I ran over a cat the other night, at least I think it was a cat. It was black and ran out into the road right under my car. It never made it across my path. It was a narrow street and I wasn’t going very fast but I didn’t even think to stop. There was a bump, not a crunch as I was expecting, and then another bump as my back tire finished the job. I just continued to make way down the street to the corner and turned into the highway. All this happened really fast but immediately after and off and on for hours, I was thinking about it; what it might look like there in the middle of the road, if it belonged to anyone, if anybody saw me, if it was really even a cat at all…stuff like that. There may have been some remorse for killing whatever it was I killed, not much but a little, enough to think about.

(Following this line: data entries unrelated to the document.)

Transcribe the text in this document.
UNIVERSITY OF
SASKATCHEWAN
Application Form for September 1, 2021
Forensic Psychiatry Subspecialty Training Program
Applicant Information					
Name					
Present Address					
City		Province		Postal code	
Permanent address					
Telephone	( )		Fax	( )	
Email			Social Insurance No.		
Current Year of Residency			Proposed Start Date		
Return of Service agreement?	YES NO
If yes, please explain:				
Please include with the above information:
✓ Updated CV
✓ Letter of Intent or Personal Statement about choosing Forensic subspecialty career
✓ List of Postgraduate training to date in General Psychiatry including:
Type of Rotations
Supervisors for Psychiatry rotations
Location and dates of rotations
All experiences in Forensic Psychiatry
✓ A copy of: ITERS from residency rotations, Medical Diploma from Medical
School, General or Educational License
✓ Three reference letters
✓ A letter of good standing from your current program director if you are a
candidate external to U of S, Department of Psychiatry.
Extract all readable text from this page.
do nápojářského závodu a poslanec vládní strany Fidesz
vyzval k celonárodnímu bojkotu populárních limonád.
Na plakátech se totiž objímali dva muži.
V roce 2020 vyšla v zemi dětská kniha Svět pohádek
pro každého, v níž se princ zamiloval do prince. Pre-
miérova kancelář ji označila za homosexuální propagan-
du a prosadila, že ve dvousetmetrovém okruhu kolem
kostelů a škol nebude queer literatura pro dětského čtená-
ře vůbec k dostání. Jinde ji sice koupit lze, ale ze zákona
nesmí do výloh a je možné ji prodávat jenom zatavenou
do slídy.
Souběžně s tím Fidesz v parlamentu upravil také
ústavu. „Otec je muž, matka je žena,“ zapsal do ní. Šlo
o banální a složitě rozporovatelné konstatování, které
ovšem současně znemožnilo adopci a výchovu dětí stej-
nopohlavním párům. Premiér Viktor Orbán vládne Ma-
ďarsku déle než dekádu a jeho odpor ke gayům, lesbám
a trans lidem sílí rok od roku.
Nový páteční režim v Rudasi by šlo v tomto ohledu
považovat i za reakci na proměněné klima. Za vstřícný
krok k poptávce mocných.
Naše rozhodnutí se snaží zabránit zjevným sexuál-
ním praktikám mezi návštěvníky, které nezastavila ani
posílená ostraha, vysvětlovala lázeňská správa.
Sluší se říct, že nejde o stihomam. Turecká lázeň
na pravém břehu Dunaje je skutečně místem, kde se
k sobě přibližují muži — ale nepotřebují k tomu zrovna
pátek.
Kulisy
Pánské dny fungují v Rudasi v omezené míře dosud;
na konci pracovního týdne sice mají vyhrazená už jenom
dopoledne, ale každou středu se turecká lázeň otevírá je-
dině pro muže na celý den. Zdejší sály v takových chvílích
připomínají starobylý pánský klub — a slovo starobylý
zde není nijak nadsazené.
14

I’d like to think I’m tougher. I’ve been angry enough to end a person more than once though I’ve never really worked up enough to be about it. I didn’t expect to be thinking about this hours later. I must be getting soft in my old age. This was just a cat, or some other feral freeloader like maybe a possum or a skunk. I’ve seen the latter around the neighborhood. I can already tell I’m curious enough to return to the scene of the crime if indeed I did commit one. I didn’t though or at least I haven’t yet. When I returned home that night I kept my curiosity in check and did so by a different route. By the time I do go check it out, there’ll probably be nothing left to see.
Update: I went back a couple of days later and there was no trace.